Le prove tossicologiche eseguite su diversa specie di animali hanno dimostrato che Roxene crema (piroxicam) è ben tollerato, non è fotosensibilizzante ed è sprovvisto di attività teratogena e mutagena. I valori della DL50 , dopo somministrazione unica per os nel topo, ratto, cane, risultano essere rispettivamente 360-270 e oltre 700 mg/kg. Dopo somministrazione per via peritoneale nel topo e nel ratto, i valori della DL50 risultano rispettivamente 360 e 200 mg/kg.

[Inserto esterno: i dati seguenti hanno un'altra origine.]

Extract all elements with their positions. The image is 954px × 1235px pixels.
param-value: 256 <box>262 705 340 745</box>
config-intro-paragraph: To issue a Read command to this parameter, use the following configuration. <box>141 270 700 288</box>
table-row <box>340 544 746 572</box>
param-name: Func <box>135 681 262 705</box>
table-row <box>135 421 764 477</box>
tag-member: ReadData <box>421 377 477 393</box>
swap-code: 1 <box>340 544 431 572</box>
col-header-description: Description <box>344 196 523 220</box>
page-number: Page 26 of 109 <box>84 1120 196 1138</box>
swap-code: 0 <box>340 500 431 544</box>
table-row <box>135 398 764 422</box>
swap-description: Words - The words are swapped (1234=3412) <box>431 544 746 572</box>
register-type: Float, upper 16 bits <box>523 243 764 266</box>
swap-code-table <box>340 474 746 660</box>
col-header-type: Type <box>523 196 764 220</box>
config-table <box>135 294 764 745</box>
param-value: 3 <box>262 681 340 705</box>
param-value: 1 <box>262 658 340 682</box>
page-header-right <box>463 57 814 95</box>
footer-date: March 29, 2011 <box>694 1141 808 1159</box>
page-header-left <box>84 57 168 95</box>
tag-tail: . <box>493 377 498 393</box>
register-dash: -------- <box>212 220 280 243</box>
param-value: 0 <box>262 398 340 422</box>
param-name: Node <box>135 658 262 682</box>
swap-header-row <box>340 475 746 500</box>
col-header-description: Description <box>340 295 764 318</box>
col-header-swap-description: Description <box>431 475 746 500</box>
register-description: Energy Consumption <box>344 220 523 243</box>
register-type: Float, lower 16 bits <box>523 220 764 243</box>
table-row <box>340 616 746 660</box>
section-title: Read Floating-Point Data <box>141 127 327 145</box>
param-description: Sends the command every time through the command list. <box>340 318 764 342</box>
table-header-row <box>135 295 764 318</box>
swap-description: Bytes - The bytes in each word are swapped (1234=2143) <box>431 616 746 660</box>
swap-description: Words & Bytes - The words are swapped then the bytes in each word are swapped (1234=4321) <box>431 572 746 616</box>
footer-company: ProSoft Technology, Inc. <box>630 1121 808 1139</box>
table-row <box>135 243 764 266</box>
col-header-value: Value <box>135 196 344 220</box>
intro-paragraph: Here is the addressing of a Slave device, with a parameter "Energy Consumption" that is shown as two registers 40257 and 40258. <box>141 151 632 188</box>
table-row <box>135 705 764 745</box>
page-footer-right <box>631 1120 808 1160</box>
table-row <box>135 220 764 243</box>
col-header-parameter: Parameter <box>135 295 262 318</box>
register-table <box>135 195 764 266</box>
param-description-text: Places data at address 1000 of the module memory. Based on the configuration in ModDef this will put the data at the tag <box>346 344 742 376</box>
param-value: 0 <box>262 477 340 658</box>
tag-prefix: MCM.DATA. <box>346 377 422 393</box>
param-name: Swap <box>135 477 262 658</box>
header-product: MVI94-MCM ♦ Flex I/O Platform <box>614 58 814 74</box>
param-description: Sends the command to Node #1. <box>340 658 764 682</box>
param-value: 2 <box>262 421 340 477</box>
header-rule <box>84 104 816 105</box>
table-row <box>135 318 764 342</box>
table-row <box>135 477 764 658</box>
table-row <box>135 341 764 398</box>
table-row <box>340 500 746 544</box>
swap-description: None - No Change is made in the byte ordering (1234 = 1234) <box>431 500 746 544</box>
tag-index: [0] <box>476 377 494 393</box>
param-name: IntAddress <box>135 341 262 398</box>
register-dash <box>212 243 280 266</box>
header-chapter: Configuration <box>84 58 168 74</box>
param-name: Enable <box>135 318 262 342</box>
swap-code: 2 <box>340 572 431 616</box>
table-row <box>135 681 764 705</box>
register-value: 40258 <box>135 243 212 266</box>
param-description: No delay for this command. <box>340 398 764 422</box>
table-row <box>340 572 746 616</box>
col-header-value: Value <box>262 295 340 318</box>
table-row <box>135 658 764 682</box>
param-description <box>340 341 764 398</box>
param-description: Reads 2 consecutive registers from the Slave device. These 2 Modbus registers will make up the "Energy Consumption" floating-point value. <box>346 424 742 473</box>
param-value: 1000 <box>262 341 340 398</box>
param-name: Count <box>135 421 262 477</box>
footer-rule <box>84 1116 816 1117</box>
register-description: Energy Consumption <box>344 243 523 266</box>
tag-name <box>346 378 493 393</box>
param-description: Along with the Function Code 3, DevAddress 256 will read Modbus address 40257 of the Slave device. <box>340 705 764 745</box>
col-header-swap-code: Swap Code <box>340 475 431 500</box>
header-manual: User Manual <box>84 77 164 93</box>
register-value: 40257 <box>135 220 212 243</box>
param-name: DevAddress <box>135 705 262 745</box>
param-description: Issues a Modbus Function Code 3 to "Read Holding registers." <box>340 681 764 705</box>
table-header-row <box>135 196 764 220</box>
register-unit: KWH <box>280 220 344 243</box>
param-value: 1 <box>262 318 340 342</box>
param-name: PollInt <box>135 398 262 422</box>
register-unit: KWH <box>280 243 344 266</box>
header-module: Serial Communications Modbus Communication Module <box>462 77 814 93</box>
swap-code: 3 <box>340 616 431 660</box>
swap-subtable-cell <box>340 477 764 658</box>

Per gli studi di tossicità subacuta e cronica, nel topo, nel ratto, cane e scimmia sono state impiegate dosi fra 0,3 e 25 mg/kg/die.
Quest'ultima dose, confrontata con quella indicata per l'uomo, è circa 60 volte maggiore. I soli eventi patologici osservati, alla dose massima impiegata, furono lesioni gastrointestinali e necrosi papillare renale. Come per altre sostanze che inibiscono la sintesi delle prostaglandine, anche il piroxicam aumenta l'incidenza di distocie e i parti post-termine in animali, quando la somministrazione della sostanza perdura durante la gravidanza. La somministrazione di FANS a ratte gravide può determinare la costrizione del dotto arterioso fetale. Inoltre nell'ultimo trimestre di gravidanza aumenta la tossicità a livello gastroduodenale.